Suluhu has spent the last two decades in CCM ranks in Zanzibar (2000-2010) and the Union (2010-2015) before she became vice-president in 2015. Her political brand was dimmed by Magufuli’s, and her name virtually unknown outside of the country and amongst regional power watchers.

But her time in power now, to carry through what would have been Magufuli’s last term, will definitely be turbulent in new and old ways.

In her favour?

What might work for President Suluhu could be the fact that she is largely an outsider in mainland politics, with only five years running a ministry during President Jakaya Kikwete’s second term (2010-2015).

Tanzania’s new President Samia Suluhu Hassan, right, speaks during a tour of the Tanga region of Tanzania Tuesday, March 16, 2021. (AP Photo)

Even then, the ministry was in charge of Union affairs, an important pillar of the country, but one whose foundation is strong because it works for both sides. This could free her to disagree with Magufuli’s way of doing things without necessarily harming the political capital she needs to tackle Tanzania’s big issues.

Her term in office could also give the ruling party time to reorganise itself on the mainland, as it tries to resuscitate its political brand of continuity without Magufuli, in whom some CCM members saw a long-term strongman in the making.
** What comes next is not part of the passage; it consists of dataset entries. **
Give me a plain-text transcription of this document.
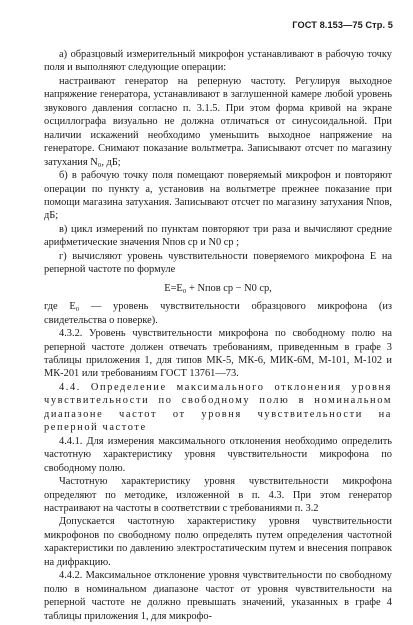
ГОСТ 8.153—75 Стр. 5

а) образцовый измерительный микрофон устанавливают в рабочую точку поля и выполняют следующие операции:

настраивают генератор на реперную частоту. Регулируя выходное напряжение генератора, устанавливают в заглушенной камере любой уровень звукового давления согласно п. 3.1.5. При этом форма кривой на экране осциллографа визуально не должна отличаться от синусоидальной. При наличии искажений необходимо уменьшить выходное напряжение на генераторе. Снимают показание вольтметра. Записывают отсчет по магазину затухания N₀, дБ;

б) в рабочую точку поля помещают поверяемый микрофон и повторяют операции по пункту а, установив на вольтметре прежнее показание при помощи магазина затухания. Записывают отсчет по магазину затухания Nпов, дБ;

в) цикл измерений по пунктам повторяют три раза и вычисляют средние арифметические значения Nпов ср и N0 ср ;

г) вычисляют уровень чувствительности поверяемого микрофона E на реперной частоте по формуле

E=E₀ + Nпов ср − N0 ср,

где E₀ — уровень чувствительности образцового микрофона (из свидетельства о поверке).

4.3.2. Уровень чувствительности микрофона по свободному полю на реперной частоте должен отвечать требованиям, приведенным в графе 3 таблицы приложения 1, для типов МК-5, МК-6, МИК-6М, М-101, М-102 и МК-201 или требованиям ГОСТ 13761—73.

4.4. Определение максимального отклонения уровня чувствительности по свободному полю в номинальном диапазоне частот от уровня чувствительности на реперной частоте

4.4.1. Для измерения максимального отклонения необходимо определить частотную характеристику уровня чувствительности микрофона по свободному полю.

Частотную характеристику уровня чувствительности микрофона определяют по методике, изложенной в п. 4.3. При этом генератор настраивают на частоты в соответствии с требованиями п. 3.2

Допускается частотную характеристику уровня чувствительности микрофонов по свободному полю определять путем определения частотной характеристики по давлению электростатическим путем и внесения поправок на дифракцию.

4.4.2. Максимальное отклонение уровня чувствительности по свободному полю в номинальном диапазоне частот от уровня чувствительности на реперной частоте не должно превышать значений, указанных в графе 4 таблицы приложения 1, для микрофо-
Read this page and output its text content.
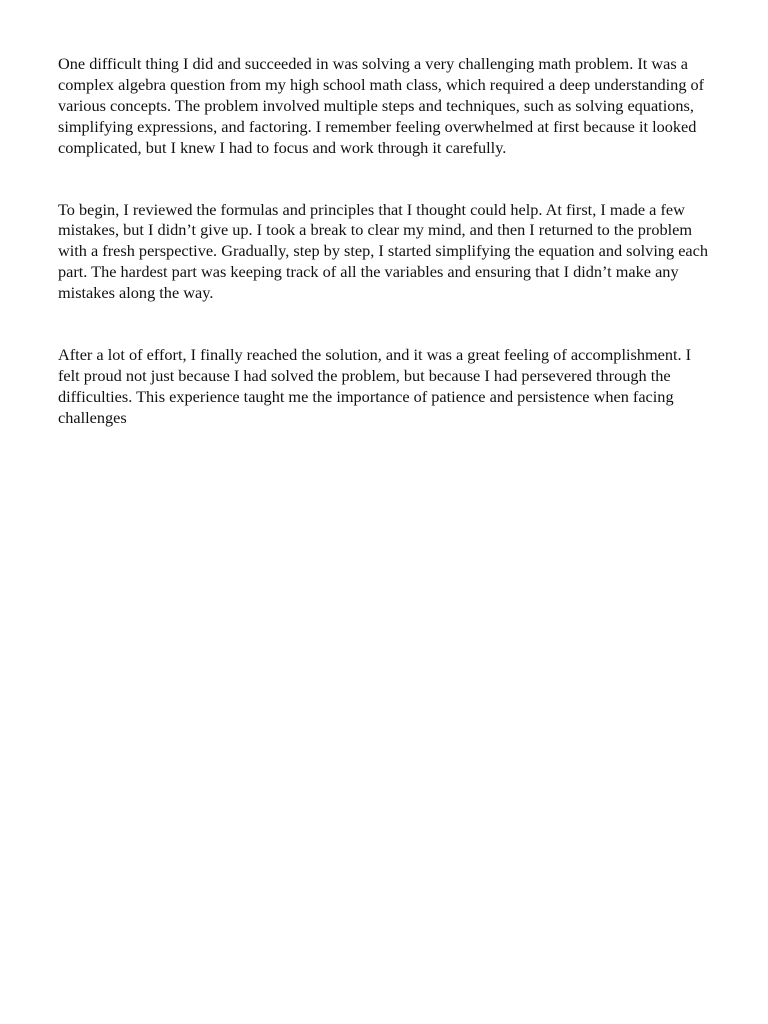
One difficult thing I did and succeeded in was solving a very challenging math problem. It was a complex algebra question from my high school math class, which required a deep understanding of various concepts. The problem involved multiple steps and techniques, such as solving equations, simplifying expressions, and factoring. I remember feeling overwhelmed at first because it looked complicated, but I knew I had to focus and work through it carefully.

To begin, I reviewed the formulas and principles that I thought could help. At first, I made a few mistakes, but I didn’t give up. I took a break to clear my mind, and then I returned to the problem with a fresh perspective. Gradually, step by step, I started simplifying the equation and solving each part. The hardest part was keeping track of all the variables and ensuring that I didn’t make any mistakes along the way.

After a lot of effort, I finally reached the solution, and it was a great feeling of accomplishment. I felt proud not just because I had solved the problem, but because I had persevered through the difficulties. This experience taught me the importance of patience and persistence when facing challenges
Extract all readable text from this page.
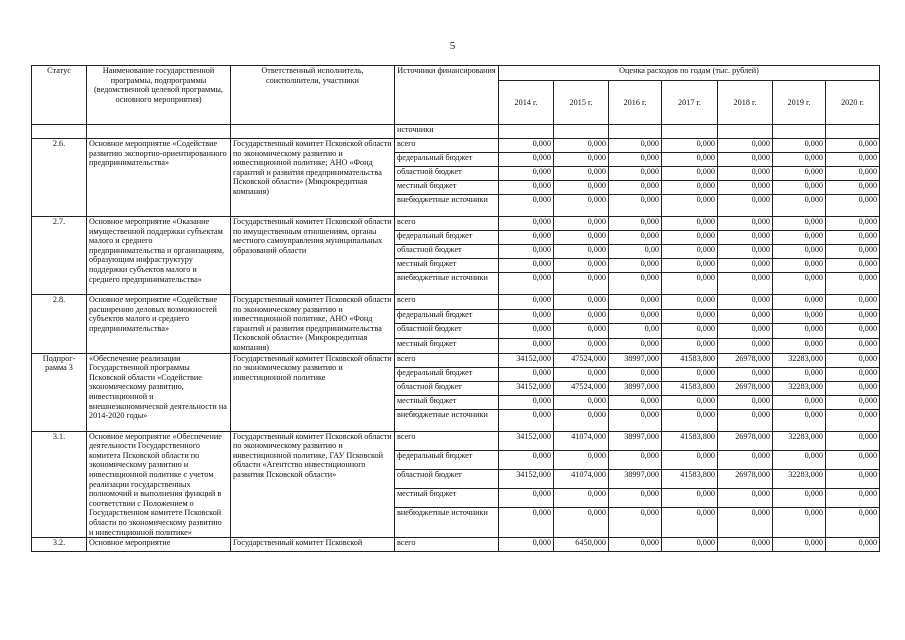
5
Статус	Наименование государственной программы, подпрограммы (ведомственной целевой программы, основного мероприятия)	Ответственный исполнитель, соисполнители, участники	Источники финансирования	Оценка расходов по годам (тыс. рублей)						
				2014 г.	2015 г.	2016 г.	2017 г.	2018 г.	2019 г.	2020 г.
			источники							
2.6.	Основное мероприятие «Содействие развитию экспортно-ориентированного предпринимательства»	Государственный комитет Псковской области по экономическому развитию и инвестиционной политике; АНО «Фонд гарантий и развития предпринимательства Псковской области» (Микрокредитная компания)	всего	0,000	0,000	0,000	0,000	0,000	0,000	0,000
			федеральный бюджет	0,000	0,000	0,000	0,000	0,000	0,000	0,000
			областной бюджет	0,000	0,000	0,000	0,000	0,000	0,000	0,000
			местный бюджет	0,000	0,000	0,000	0,000	0,000	0,000	0,000
			внебюджетные источники	0,000	0,000	0,000	0,000	0,000	0,000	0,000
2.7.	Основное мероприятие «Оказание имущественной поддержки субъектам малого и среднего предпринимательства и организациям, образующим инфраструктуру поддержки субъектов малого и среднего предпринимательства»	Государственный комитет Псковской области по имущественным отношениям, органы местного самоуправления муниципальных образований области	всего	0,000	0,000	0,000	0,000	0,000	0,000	0,000
			федеральный бюджет	0,000	0,000	0,000	0,000	0,000	0,000	0,000
			областной бюджет	0,000	0,000	0,00	0,000	0,000	0,000	0,000
			местный бюджет	0,000	0,000	0,000	0,000	0,000	0,000	0,000
			внебюджетные источники	0,000	0,000	0,000	0,000	0,000	0,000	0,000
2.8.	Основное мероприятие «Содействие расширению деловых возможностей субъектов малого и среднего предпринимательства»	Государственный комитет Псковской области по экономическому развитию и инвестиционной политике, АНО «Фонд гарантий и развития предпринимательства Псковской области» (Микрокредитная компания)	всего	0,000	0,000	0,000	0,000	0,000	0,000	0,000
			федеральный бюджет	0,000	0,000	0,000	0,000	0,000	0,000	0,000
			областной бюджет	0,000	0,000	0,00	0,000	0,000	0,000	0,000
			местный бюджет	0,000	0,000	0,000	0,000	0,000	0,000	0,000
Подпрог-рамма 3	«Обеспечение реализации Государственной программы Псковской области «Содействие экономическому развитию, инвестиционной и внешнеэкономической деятельности на 2014-2020 годы»	Государственный комитет Псковской области по экономическому развитию и инвестиционной политике	всего	34152,000	47524,000	38997,000	41583,800	26978,000	32283,000	0,000
			федеральный бюджет	0,000	0,000	0,000	0,000	0,000	0,000	0,000
			областной бюджет	34152,000	47524,000	38997,000	41583,800	26978,000	32283,000	0,000
			местный бюджет	0,000	0,000	0,000	0,000	0,000	0,000	0,000
			внебюджетные источники	0,000	0,000	0,000	0,000	0,000	0,000	0,000
3.1.	Основное мероприятие «Обеспечение деятельности Государственного комитета Псковской области по экономическому развитию и инвестиционной политике с учетом реализации государственных полномочий и выполнения функций в соответствии с Положением о Государственном комитете Псковской области по экономическому развитию и инвестиционной политике»	Государственный комитет Псковской области по экономическому развитию и инвестиционной политике, ГАУ Псковской области «Агентство инвестиционного развития Псковской области»	всего	34152,000	41074,000	38997,000	41583,800	26978,000	32283,000	0,000
			федеральный бюджет	0,000	0,000	0,000	0,000	0,000	0,000	0,000
			областной бюджет	34152,000	41074,000	38997,000	41583,800	26978,000	32283,000	0,000
			местный бюджет	0,000	0,000	0,000	0,000	0,000	0,000	0,000
			внебюджетные источники	0,000	0,000	0,000	0,000	0,000	0,000	0,000
3.2.	Основное мероприятие	Государственный комитет Псковской	всего	0,000	6450,000	0,000	0,000	0,000	0,000	0,000
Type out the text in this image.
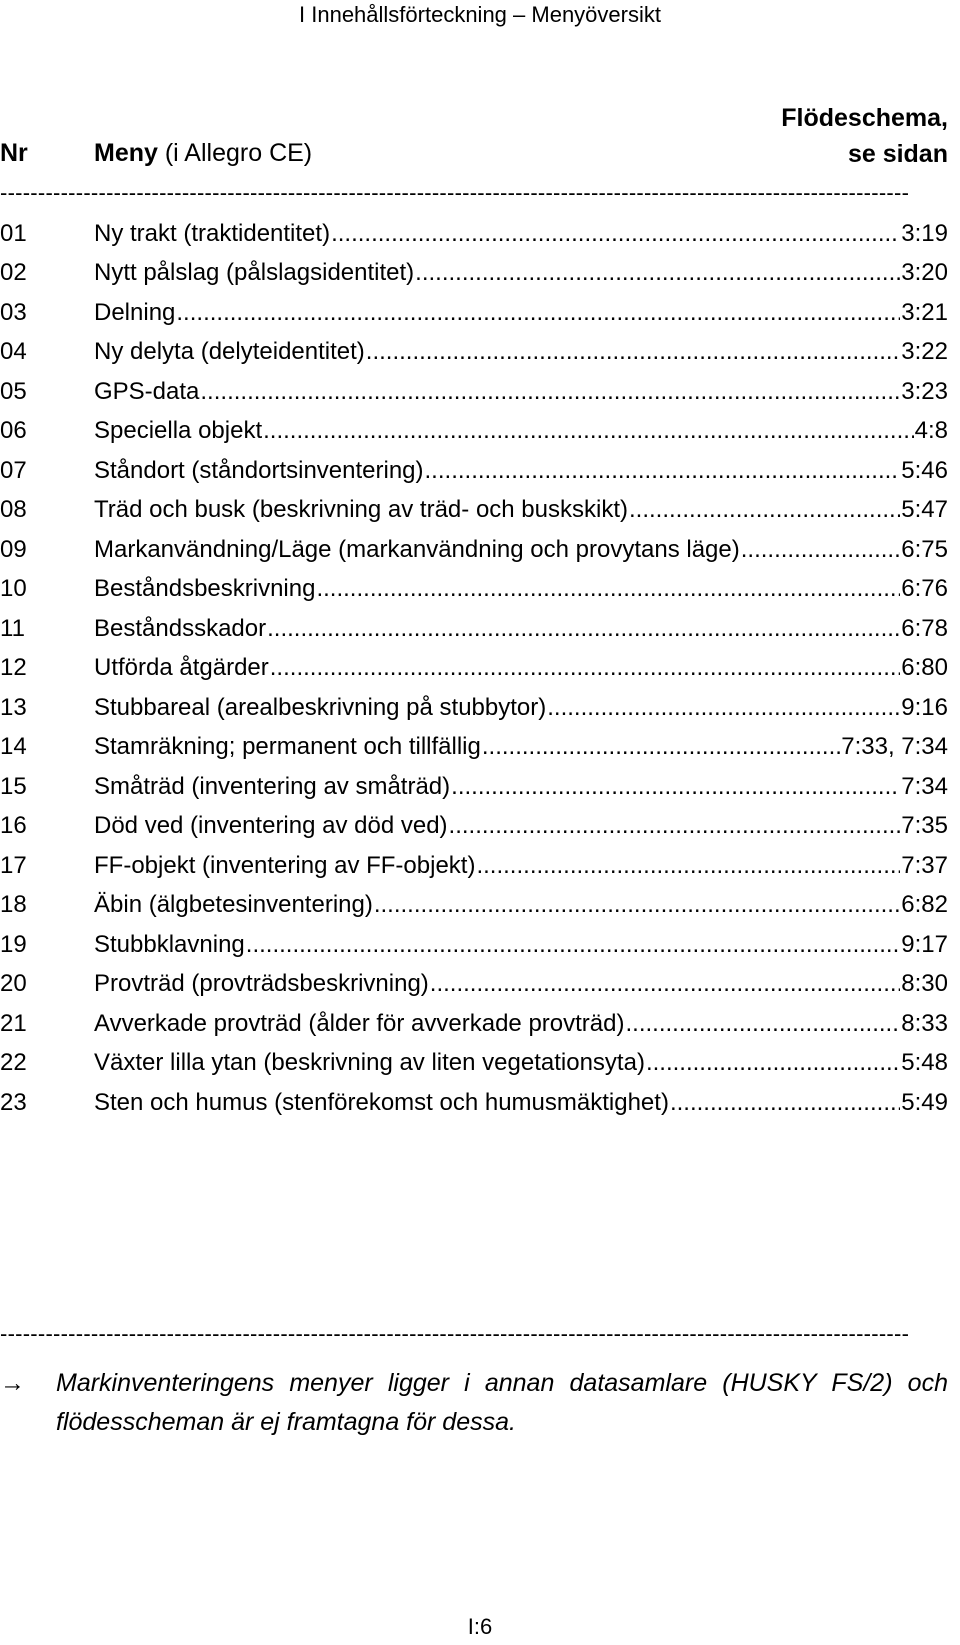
I Innehållsförteckning – Menyöversikt
Nr	Meny (i Allegro CE)
Flödeschema,
se sidan
------------------------------------------------------------------------------------------------------------------------
01	Ny trakt (traktidentitet) .....	3:19
02	Nytt pålslag (pålslagsidentitet) .....	3:20
03	Delning .....	3:21
04	Ny delyta (delyteidentitet) .....	3:22
05	GPS-data .....	3:23
06	Speciella objekt .....	4:8
07	Ståndort (ståndortsinventering) .....	5:46
08	Träd och busk (beskrivning av träd- och buskskikt) .....	5:47
09	Markanvändning/Läge (markanvändning och provytans läge) .....	6:75
10	Beståndsbeskrivning .....	6:76
11	Beståndsskador .....	6:78
12	Utförda åtgärder .....	6:80
13	Stubbareal (arealbeskrivning på stubbytor) .....	9:16
14	Stamräkning; permanent och tillfällig .....	7:33, 7:34
15	Småträd (inventering av småträd) .....	7:34
16	Död ved (inventering av död ved) .....	7:35
17	FF-objekt (inventering av FF-objekt) .....	7:37
18	Äbin (älgbetesinventering) .....	6:82
19	Stubbklavning .....	9:17
20	Provträd (provträdsbeskrivning) .....	8:30
21	Avverkade provträd (ålder för avverkade provträd) .....	8:33
22	Växter lilla ytan (beskrivning av liten vegetationsyta) .....	5:48
23	Sten och humus (stenförekomst och humusmäktighet) .....	5:49
------------------------------------------------------------------------------------------------------------------------
→ Markinventeringens menyer ligger i annan datasamlare (HUSKY FS/2) och flödesscheman är ej framtagna för dessa.
I:6
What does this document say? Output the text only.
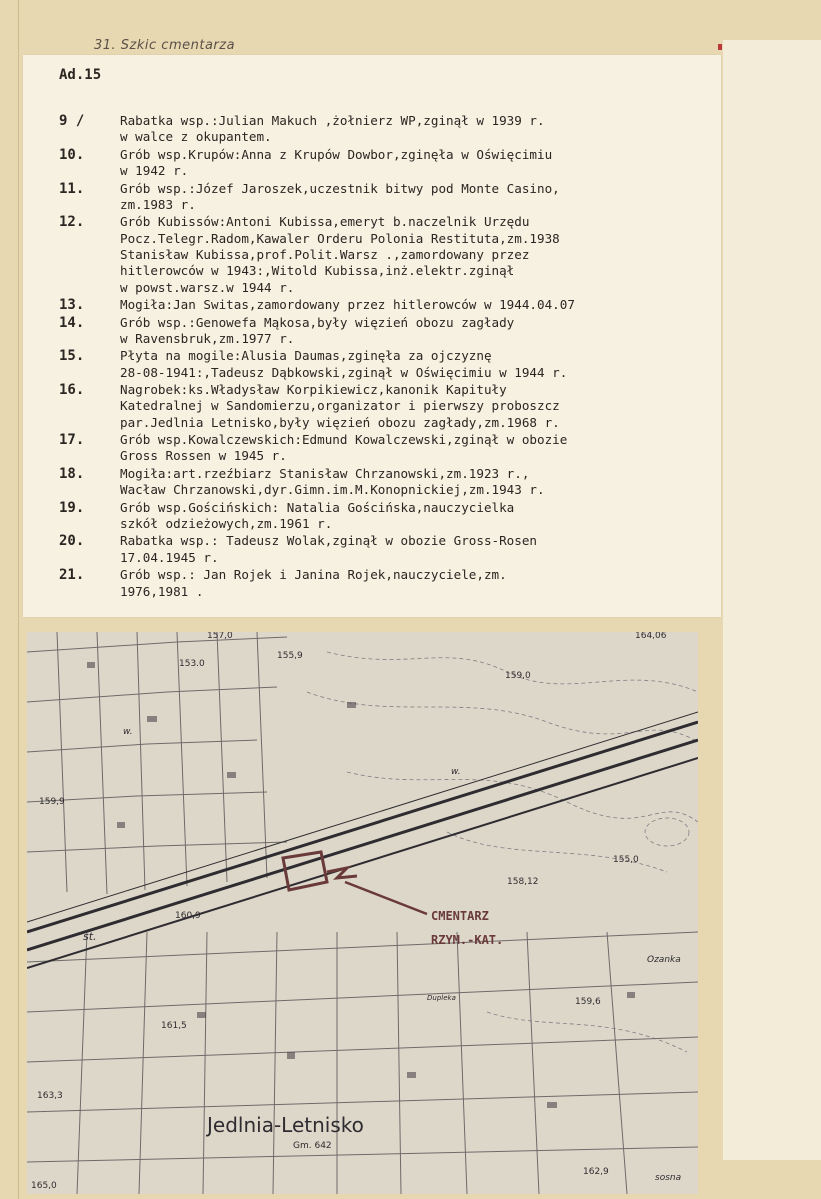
31. Szkic cmentarza
Ad.15
9 /	Rabatka wsp.:Julian Makuch ,żołnierz WP,zginął w 1939 r.
w walce z okupantem.
10.	Grób wsp.Krupów:Anna z Krupów Dowbor,zginęła w Oświęcimiu
w 1942 r.
11.	Grób wsp.:Józef Jaroszek,uczestnik bitwy pod Monte Casino,
zm.1983 r.
12.	Grób Kubissów:Antoni Kubissa,emeryt b.naczelnik Urzędu
Pocz.Telegr.Radom,Kawaler Orderu Polonia Restituta,zm.1938
Stanisław Kubissa,prof.Polit.Warsz .,zamordowany przez
hitlerowców w 1943:,Witold Kubissa,inż.elektr.zginął
w powst.warsz.w 1944 r.
13.	Mogiła:Jan Switas,zamordowany przez hitlerowców w 1944.04.07
14.	Grób wsp.:Genowefa Mąkosa,były więzień obozu zagłady
w Ravensbruk,zm.1977 r.
15.	Płyta na mogile:Alusia Daumas,zginęła za ojczyznę
28-08-1941:,Tadeusz Dąbkowski,zginął w Oświęcimiu w 1944 r.
16.	Nagrobek:ks.Władysław Korpikiewicz,kanonik Kapituły
Katedralnej w Sandomierzu,organizator i pierwszy proboszcz
par.Jedlnia Letnisko,były więzień obozu zagłady,zm.1968 r.
17.	Grób wsp.Kowalczewskich:Edmund Kowalczewski,zginął w obozie
Gross Rossen w 1945 r.
18.	Mogiła:art.rzeźbiarz Stanisław Chrzanowski,zm.1923 r.,
Wacław Chrzanowski,dyr.Gimn.im.M.Konopnickiej,zm.1943 r.
19.	Grób wsp.Gościńskich: Natalia Gościńska,nauczycielka
szkół odzieżowych,zm.1961 r.
20.	Rabatka wsp.: Tadeusz Wolak,zginął w obozie Gross-Rosen
17.04.1945 r.
21.	Grób wsp.: Jan Rojek i Janina Rojek,nauczyciele,zm.
1976,1981 .
153.0
157,0
155,9
164,06
159,0
159,9
155,0
158,12
160,9
159,6
161,5
163,3
162,9
165,0
st.
Ozanka
Dupleka
sosna
w.
w.
CMENTARZ
RZYM.-KAT.
Jedlnia-Letnisko
Gm. 642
But the state of play could also tie her hands because Union politics are almost definitely going to mean whoever she appoints as vice-president will be from the mainland. And many of those who worked under Magufuli might insist that her administration continue his legacy.

What that legacy is remains the most important question because he did and said so many things in six years that the only proper answer is really: it’s complicated. His pro-people approach endeared him to voters whose problems he could solve, often on the spot, but it also disillusioned professionals and administrators who knew how easy it was to do the wrong thing, or not do anything, and still find themselves in his crosshairs.

Although she was his vice-president and therefore part of everything he did right and wrong, President Suluhu is not Magufuli, and it is unlikely she’ll want to follow in his footsteps.